Why are you all so CROSS?!
12) They both are very gassy and full of painful wind. Babies, because they are unable to move much and consume a lot of air through crying. Zombies, because their insides are dead and rotting and filling with septic fumes. I am sure if the zombie could shift his gas he might cheer up a bit.
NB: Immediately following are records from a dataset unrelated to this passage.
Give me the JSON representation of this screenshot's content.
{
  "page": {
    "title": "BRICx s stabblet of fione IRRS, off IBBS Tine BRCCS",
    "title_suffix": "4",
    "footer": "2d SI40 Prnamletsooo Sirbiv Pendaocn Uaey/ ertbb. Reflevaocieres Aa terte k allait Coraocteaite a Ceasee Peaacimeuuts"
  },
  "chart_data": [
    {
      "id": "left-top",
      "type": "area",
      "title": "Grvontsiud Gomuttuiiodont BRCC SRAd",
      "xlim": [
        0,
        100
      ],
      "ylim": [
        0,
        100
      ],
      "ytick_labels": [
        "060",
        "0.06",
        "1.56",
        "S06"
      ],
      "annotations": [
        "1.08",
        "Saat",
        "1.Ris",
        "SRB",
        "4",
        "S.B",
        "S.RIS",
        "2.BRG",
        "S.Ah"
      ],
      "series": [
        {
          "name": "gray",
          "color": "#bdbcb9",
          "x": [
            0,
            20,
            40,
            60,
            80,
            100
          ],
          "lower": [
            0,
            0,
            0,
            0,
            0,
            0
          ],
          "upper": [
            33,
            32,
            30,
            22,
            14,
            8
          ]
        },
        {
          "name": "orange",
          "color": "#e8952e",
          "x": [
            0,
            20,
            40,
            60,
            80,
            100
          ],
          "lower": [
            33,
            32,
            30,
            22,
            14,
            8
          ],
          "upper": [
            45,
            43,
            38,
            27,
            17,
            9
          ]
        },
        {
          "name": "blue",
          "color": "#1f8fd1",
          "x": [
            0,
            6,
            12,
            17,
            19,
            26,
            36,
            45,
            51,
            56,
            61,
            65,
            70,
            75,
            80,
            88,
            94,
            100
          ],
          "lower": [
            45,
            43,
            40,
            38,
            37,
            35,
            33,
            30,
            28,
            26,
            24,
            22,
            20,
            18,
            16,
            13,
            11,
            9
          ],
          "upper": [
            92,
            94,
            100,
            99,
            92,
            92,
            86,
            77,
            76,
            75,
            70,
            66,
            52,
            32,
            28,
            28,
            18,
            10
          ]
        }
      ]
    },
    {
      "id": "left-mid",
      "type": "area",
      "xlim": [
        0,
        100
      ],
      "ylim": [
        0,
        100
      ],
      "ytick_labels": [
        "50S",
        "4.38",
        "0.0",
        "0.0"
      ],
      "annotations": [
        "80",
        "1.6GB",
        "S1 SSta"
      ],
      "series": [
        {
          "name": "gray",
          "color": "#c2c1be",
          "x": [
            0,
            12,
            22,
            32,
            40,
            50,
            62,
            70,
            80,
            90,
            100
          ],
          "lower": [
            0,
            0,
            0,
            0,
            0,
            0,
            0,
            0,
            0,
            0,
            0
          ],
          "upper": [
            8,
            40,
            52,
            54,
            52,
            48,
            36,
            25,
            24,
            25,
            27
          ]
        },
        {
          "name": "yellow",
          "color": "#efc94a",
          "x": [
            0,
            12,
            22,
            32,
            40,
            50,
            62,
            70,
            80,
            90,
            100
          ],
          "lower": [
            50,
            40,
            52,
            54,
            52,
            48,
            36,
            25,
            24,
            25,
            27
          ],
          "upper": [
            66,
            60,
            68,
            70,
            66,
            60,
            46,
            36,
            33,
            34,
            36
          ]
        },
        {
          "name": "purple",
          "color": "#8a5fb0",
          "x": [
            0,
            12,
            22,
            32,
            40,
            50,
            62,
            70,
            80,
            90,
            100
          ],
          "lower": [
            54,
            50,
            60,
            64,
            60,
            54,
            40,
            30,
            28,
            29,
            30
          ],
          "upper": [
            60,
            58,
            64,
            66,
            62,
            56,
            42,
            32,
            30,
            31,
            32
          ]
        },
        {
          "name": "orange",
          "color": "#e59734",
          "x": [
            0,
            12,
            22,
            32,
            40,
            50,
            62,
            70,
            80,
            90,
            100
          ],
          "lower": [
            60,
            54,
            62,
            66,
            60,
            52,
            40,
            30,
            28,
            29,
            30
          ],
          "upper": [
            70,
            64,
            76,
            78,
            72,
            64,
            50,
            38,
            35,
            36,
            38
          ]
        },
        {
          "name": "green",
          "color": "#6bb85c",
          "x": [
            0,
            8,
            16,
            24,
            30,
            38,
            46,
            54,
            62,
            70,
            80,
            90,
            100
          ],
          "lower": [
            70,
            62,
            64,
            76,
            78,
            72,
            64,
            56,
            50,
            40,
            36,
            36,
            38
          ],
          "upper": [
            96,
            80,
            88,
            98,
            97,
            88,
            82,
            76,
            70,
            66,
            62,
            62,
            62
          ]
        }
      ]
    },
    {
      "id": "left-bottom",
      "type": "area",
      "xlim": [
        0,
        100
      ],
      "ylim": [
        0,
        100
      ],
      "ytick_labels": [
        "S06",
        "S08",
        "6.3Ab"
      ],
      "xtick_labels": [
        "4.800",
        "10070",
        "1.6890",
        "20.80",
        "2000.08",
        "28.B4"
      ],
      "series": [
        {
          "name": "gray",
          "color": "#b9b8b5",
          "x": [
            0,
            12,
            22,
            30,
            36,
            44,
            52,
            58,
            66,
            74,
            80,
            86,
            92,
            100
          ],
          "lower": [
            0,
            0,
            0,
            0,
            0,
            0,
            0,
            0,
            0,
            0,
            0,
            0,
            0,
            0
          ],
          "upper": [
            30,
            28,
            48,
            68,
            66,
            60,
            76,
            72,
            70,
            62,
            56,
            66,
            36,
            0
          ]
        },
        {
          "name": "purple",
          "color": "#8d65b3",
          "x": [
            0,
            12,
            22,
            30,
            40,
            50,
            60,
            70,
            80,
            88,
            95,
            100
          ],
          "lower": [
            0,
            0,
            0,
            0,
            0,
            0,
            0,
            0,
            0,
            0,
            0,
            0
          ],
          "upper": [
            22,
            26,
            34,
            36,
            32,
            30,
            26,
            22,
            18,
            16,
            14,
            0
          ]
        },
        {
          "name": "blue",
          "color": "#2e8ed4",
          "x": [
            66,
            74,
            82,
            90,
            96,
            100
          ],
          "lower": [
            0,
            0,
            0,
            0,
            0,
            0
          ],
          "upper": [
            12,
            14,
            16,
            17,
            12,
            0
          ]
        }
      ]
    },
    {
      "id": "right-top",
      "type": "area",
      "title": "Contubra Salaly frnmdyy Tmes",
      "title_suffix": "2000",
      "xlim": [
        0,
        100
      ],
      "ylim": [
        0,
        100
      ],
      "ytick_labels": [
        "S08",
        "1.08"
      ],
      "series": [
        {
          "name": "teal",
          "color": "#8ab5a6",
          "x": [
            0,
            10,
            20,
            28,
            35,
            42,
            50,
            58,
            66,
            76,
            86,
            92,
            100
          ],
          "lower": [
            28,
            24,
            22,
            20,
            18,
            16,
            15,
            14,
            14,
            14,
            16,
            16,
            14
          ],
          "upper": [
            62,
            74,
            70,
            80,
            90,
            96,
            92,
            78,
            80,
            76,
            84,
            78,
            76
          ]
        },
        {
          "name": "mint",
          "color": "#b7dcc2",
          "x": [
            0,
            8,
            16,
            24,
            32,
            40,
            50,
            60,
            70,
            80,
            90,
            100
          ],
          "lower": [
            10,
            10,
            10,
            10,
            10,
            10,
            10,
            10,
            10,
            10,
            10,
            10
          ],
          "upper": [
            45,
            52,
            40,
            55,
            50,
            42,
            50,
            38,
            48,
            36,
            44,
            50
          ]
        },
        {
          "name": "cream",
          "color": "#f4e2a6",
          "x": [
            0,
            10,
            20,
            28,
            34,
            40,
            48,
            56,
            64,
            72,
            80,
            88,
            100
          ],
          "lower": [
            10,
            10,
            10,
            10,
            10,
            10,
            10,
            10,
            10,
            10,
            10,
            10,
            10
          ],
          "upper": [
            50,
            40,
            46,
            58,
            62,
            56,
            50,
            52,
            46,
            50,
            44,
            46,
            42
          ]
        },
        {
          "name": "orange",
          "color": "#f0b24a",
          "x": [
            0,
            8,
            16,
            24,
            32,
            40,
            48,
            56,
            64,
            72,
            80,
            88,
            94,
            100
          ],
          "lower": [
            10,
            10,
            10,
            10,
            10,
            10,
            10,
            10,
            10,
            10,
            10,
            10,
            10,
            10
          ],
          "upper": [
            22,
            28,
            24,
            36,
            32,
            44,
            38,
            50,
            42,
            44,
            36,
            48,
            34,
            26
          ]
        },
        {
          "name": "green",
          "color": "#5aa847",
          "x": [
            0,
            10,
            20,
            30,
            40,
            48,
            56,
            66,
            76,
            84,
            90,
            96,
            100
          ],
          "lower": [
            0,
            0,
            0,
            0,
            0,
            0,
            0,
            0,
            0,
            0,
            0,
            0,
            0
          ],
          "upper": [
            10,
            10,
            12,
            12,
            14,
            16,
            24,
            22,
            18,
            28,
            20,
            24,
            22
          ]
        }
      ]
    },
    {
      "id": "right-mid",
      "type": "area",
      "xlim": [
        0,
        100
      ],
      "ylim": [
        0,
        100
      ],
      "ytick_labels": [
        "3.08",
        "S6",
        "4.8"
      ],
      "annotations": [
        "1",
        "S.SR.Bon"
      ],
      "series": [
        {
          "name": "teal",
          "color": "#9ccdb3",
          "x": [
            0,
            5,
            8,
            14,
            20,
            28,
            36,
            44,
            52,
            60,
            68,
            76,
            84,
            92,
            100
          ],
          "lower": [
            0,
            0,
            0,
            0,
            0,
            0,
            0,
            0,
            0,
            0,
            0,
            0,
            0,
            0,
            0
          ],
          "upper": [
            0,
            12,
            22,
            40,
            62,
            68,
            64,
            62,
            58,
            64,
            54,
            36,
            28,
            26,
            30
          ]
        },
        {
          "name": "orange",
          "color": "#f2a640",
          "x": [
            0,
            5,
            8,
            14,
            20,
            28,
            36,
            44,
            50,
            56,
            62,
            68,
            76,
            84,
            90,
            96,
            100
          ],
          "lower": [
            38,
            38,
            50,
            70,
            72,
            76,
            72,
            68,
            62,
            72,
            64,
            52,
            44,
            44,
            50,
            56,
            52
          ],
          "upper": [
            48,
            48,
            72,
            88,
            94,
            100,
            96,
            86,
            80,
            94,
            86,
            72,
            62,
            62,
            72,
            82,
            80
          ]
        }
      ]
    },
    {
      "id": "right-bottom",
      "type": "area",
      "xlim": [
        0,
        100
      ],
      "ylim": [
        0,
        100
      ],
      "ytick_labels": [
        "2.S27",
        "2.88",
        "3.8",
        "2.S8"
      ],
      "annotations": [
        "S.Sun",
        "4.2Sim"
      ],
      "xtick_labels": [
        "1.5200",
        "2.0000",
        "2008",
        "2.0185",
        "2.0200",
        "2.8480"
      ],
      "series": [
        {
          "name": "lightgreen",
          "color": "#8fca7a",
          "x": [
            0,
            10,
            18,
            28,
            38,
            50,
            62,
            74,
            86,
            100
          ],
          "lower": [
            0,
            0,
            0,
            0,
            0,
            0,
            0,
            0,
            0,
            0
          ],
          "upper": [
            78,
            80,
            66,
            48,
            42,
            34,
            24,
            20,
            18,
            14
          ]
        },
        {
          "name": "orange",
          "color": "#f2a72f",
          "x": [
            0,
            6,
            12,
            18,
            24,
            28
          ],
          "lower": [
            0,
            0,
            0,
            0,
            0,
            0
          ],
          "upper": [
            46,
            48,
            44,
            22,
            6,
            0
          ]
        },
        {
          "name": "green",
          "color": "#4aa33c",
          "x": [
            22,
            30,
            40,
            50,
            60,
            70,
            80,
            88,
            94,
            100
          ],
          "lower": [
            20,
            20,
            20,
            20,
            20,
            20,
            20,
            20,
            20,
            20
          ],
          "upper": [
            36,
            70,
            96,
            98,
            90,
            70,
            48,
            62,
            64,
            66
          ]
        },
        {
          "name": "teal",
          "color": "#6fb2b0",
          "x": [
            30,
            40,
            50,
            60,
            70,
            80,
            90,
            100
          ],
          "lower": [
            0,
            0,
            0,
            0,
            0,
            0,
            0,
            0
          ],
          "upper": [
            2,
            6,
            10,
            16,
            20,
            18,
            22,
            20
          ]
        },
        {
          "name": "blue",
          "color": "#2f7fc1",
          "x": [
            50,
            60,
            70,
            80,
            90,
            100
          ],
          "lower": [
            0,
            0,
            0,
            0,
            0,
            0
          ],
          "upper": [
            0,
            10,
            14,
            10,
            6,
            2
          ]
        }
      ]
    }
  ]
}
“Come on now!” *human leans out of bedroom window holding a broom handle, masking taped to the loft hatch stick, welded to a shovel and slaps the zombie on the back with it.
“Ahhh. Better now? Ahhh… SHIT, BRIAN! HE’S USING THE SHOVEL TO BREAK THE LOUNGE WINDOW!!”
13) They both crap themselves and don’t do anything about it. They just sit in it. Think about it, have you ever seen a Zombie say;
“RRAAAHHHH AAAAARRRGHHH OOOOH wait a minute! Dennis, keep your eye on that live one for me. I need to nip to the loo a sec.”
No. You haven’t.
14) Both will launch an attack on your nervous system should they not be able to successfully attack you physically. They do this through “Random Shrieking”. No warning, no reason, no why, just
at a pitch so terrifyingly high it sends every nerve in your body into a spasming, shocking meltdown. An instant reaction of wanting to burst into tears but you don’t know why.
15) Both launch their best attacks at night time. Dark, disorientated with an overhwleming feeling that you are totally alone in the world, this is when you are at your weakest. They know it. They are both wide awake and ready to destroy you and will do so happily.
16) Both are attracted to light. I noticed this whilst taking them Trick or Treating. Light means food.
Zombie – “Liigggghtttt. Life must dwell there ready for me to destroy!” *does sudden 90 degree turn and stumbles towards pumpkin*
Toddler – “Light! Pumpkin! Sweets!” *does sudden 90 degree turn and stumbles towards pumpkin*
So, there you are. Whoever it was who said we can really learn a lot from our kids was right. And you’re welcome.